Copper, chemical element symbol Cu, is a good electrical conductor. It is said to have antimicrobial properties, cure diseases and kill certain bacteria. Copper is said to have properties that purify and enrich water. It works under the principle of ionization to purify the water. The metal in the coins would dissolve in the water, thus further enriching the river water. This enriched water was used daily by the whole society. Since the body does not need a large quantity of copper, this ensured that everyone got a proper amount of copper each day for good health. Henceforth, via the ritual, people were encouraged to drop coins in the river to make sure enough copper level is constantly maintained in the water for all. In many homes, drinking water is still stored in copper vessels.
COPPER is an essential nutrient for the body.

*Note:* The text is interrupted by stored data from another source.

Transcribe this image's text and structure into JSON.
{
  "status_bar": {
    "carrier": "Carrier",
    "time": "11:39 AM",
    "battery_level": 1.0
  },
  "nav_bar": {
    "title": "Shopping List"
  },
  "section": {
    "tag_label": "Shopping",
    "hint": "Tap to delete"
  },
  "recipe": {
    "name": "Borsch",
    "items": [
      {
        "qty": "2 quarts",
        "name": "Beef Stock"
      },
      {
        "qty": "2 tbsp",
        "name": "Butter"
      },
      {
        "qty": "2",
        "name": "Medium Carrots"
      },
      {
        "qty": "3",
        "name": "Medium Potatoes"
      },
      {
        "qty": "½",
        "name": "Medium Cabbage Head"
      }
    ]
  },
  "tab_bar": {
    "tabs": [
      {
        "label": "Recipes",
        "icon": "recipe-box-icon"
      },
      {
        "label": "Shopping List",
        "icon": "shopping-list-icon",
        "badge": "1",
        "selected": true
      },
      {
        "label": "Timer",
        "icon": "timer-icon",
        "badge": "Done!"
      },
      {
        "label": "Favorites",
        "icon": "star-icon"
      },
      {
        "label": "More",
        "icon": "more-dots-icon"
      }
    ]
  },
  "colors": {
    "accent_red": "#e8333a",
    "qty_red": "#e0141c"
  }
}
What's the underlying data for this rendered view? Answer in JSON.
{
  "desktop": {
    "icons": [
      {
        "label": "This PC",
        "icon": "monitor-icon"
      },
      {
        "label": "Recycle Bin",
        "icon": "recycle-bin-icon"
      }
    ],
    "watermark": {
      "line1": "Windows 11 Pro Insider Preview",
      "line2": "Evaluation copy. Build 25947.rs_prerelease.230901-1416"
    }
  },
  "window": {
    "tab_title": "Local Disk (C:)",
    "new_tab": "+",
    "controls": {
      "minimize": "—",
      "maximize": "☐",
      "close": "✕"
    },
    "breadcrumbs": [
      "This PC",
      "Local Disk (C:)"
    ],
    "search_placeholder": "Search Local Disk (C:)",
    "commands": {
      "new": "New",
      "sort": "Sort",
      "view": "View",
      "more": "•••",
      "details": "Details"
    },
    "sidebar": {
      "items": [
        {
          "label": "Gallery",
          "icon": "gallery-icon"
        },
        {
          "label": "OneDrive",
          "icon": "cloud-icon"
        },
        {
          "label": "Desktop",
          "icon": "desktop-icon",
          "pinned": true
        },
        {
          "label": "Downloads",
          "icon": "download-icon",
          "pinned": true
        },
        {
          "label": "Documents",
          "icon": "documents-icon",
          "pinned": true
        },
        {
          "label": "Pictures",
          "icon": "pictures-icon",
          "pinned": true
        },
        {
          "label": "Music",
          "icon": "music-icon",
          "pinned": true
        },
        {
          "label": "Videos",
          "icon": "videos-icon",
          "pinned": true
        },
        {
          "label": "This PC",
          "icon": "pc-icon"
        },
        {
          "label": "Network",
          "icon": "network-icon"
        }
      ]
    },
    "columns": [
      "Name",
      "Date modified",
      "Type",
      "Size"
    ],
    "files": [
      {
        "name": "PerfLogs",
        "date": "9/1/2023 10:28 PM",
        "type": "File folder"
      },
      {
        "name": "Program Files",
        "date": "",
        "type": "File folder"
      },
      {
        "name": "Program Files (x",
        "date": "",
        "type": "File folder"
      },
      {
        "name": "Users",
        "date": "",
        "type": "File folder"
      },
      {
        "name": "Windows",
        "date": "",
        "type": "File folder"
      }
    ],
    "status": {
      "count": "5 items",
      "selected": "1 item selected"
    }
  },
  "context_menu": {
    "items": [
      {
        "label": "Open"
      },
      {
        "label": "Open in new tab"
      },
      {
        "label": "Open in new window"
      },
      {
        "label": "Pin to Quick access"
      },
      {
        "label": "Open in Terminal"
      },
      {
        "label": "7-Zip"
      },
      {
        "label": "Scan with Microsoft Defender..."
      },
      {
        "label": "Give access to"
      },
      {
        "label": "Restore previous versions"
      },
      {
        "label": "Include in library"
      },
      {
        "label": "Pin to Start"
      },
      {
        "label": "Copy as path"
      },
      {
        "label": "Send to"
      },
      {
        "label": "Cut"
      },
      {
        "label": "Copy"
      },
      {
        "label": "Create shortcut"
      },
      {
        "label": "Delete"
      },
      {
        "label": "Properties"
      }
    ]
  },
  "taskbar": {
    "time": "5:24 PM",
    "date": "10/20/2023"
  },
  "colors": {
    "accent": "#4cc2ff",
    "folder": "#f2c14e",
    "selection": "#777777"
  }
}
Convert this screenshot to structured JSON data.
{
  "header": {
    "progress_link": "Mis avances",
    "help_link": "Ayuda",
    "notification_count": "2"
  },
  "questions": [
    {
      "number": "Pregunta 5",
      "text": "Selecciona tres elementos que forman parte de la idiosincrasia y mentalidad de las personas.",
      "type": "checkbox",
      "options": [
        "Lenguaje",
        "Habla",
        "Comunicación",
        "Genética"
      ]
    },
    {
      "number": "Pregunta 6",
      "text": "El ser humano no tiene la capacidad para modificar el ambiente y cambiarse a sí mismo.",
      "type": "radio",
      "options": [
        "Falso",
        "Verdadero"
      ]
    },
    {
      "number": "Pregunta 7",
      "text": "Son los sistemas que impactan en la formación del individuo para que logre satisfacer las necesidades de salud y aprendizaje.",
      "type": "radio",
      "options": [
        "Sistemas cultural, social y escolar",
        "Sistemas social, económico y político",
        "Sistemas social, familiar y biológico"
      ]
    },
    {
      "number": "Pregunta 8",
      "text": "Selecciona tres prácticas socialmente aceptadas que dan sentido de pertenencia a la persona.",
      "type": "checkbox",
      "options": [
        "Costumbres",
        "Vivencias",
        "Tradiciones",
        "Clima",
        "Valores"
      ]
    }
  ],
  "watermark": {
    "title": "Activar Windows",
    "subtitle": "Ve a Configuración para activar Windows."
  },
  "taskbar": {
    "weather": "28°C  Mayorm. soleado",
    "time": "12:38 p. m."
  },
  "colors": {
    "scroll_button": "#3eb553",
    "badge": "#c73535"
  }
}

Together with iron, it enables the body to form red blood cells. It helps maintain healthy bones, blood vessels, nerves, and immune function and protects cells from damage. It also helps in iron absorption in the body. Low copper levels in the body have been linked to High Cholesterol and High Blood Pressure. It may lead to Cardiovascular disease, Osteoporosis (bone loss) and Anemia (low red blood count).
The richest dietary copper sources include shellfish, seeds and nuts, organ meats, wheat-bran cereals, whole-grain products, and chocolate, nuts, beans, fruits and vegetables. Tap water and other beverages can also be sources of copper, although the amount of copper in these liquids varies by source.